トヨタが世界初の自動運転タンデムドリフトに成功
トヨタが世界初の自動運転タンデムドリフトに成功全 5 枚

トヨタリサーチインスティテュート(TRI)とスタンフォード大学工学部は7月23日、自動運転研究において世界初となるタンデムドリフトに成功した、と発表した。

両チームは約7年間にわたり、安全な運転を実現するための研究を共同で進めてきた。今回の実験では、モータースポーツの技術であるドリフトを自動化し、さらに2台の車両が連携してドリフトするという新たな挑戦に成功した。ドリフトとは、後輪を滑らせて車両の方向を制御する技術であり、雪や氷上でのスリップからの回復にも応用できる。

自動運転のタンデムドリフトでは、リード車とチェイス車の2台が、互いに数インチの距離を保ちながらコースを走行する。チームは、ニューラルネットワークを用いたタイヤモデルなどの最新技術を駆使して、車両のAIを構築した。

トヨタが世界初の自動運転タンデムドリフトに成功トヨタが世界初の自動運転タンデムドリフトに成功

米国では毎年4万以上、世界では約135万の交通事故死が発生している。その多くは、突然の車両制御の喪失が原因。自動運転技術は、ドライバーが適切に反応するための大きな可能性を秘めている。

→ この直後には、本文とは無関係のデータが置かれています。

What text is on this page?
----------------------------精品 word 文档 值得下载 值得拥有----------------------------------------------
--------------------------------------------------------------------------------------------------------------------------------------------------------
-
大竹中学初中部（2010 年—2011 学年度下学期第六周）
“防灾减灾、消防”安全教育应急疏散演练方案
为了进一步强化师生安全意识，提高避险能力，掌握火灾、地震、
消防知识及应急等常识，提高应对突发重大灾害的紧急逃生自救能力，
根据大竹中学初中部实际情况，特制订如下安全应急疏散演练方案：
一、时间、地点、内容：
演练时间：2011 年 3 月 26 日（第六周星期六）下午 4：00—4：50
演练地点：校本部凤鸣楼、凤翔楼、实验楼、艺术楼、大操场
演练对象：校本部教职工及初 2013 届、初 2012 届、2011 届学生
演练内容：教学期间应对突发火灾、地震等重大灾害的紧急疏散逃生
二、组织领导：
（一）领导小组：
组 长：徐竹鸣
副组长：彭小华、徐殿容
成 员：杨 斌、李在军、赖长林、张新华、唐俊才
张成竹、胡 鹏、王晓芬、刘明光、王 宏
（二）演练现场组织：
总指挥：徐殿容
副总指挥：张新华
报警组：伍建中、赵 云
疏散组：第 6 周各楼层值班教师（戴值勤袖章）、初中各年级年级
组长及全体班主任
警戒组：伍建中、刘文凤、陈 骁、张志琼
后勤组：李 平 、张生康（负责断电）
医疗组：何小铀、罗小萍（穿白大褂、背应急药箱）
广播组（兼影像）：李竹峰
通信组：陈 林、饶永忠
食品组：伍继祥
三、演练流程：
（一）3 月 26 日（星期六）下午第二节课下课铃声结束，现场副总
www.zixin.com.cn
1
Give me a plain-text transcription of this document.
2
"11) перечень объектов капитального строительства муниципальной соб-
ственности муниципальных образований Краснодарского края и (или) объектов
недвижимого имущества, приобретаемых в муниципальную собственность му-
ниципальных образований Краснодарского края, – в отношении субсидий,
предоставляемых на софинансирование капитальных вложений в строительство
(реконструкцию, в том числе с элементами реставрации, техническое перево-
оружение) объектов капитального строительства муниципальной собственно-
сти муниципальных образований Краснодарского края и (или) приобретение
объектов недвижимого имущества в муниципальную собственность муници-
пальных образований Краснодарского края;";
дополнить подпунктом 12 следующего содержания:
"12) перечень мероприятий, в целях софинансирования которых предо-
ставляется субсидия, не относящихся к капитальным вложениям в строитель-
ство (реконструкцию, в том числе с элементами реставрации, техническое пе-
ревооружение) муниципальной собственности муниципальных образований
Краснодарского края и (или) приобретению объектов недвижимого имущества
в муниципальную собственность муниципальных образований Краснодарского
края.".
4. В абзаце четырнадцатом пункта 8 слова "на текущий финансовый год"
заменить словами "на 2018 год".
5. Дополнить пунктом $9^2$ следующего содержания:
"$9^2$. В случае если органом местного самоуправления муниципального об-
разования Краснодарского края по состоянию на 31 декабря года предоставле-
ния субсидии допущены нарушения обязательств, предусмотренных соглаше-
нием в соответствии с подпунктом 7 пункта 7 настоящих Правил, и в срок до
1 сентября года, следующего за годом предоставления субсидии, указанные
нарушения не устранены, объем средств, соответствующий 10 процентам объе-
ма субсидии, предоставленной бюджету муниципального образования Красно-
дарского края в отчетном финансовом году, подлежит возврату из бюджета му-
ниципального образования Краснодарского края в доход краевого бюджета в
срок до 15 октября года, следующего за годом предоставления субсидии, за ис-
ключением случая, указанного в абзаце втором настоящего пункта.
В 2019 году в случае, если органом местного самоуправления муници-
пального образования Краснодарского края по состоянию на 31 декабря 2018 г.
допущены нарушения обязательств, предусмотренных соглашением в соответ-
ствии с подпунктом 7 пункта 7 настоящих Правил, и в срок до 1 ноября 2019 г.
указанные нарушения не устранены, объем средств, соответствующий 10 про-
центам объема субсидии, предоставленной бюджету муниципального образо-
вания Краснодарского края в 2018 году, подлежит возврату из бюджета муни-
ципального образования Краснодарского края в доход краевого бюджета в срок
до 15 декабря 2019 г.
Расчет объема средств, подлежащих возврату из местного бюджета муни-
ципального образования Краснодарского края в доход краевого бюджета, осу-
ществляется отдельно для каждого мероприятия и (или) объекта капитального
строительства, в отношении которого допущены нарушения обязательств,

実験はカリフォルニア州ウィローズのサンダーヒルレースウェイパークで行われ、2台の改造された『GRスープラ』が使用された。リード車のアルゴリズムはTRIが開発し、チェイス車のアルゴリズムはスタンフォード大学が担当した。TRIはリード車の安定した制御メカニズムを開発し、スタンフォード大学はチェイス車がリード車の動きに動的に適応するAIモデルを構築した。

両車両は、ステアリング、スロットル、ブレーキを制御するためのコンピュータとセンサーを搭載しており、リアルタイムで情報を交換する専用のWiFiネットワークを共有している。自動運転タンデムドリフトを実現するために、車両は「非線形モデル予測制御(NMPC)」という技術を用いて、ステアリング、スロットル、ブレーキの指令と予定する軌道を継続的に計画している。

NMPCでは、各車両が物理法則やハードウェアの制約を守りながら、目標を達成するための最適化問題を1秒間に最大50回解決する。AIを活用して過去のテストデータからニューラルネットワークを訓練し、車両は毎回の走行から学習して性能を向上させている。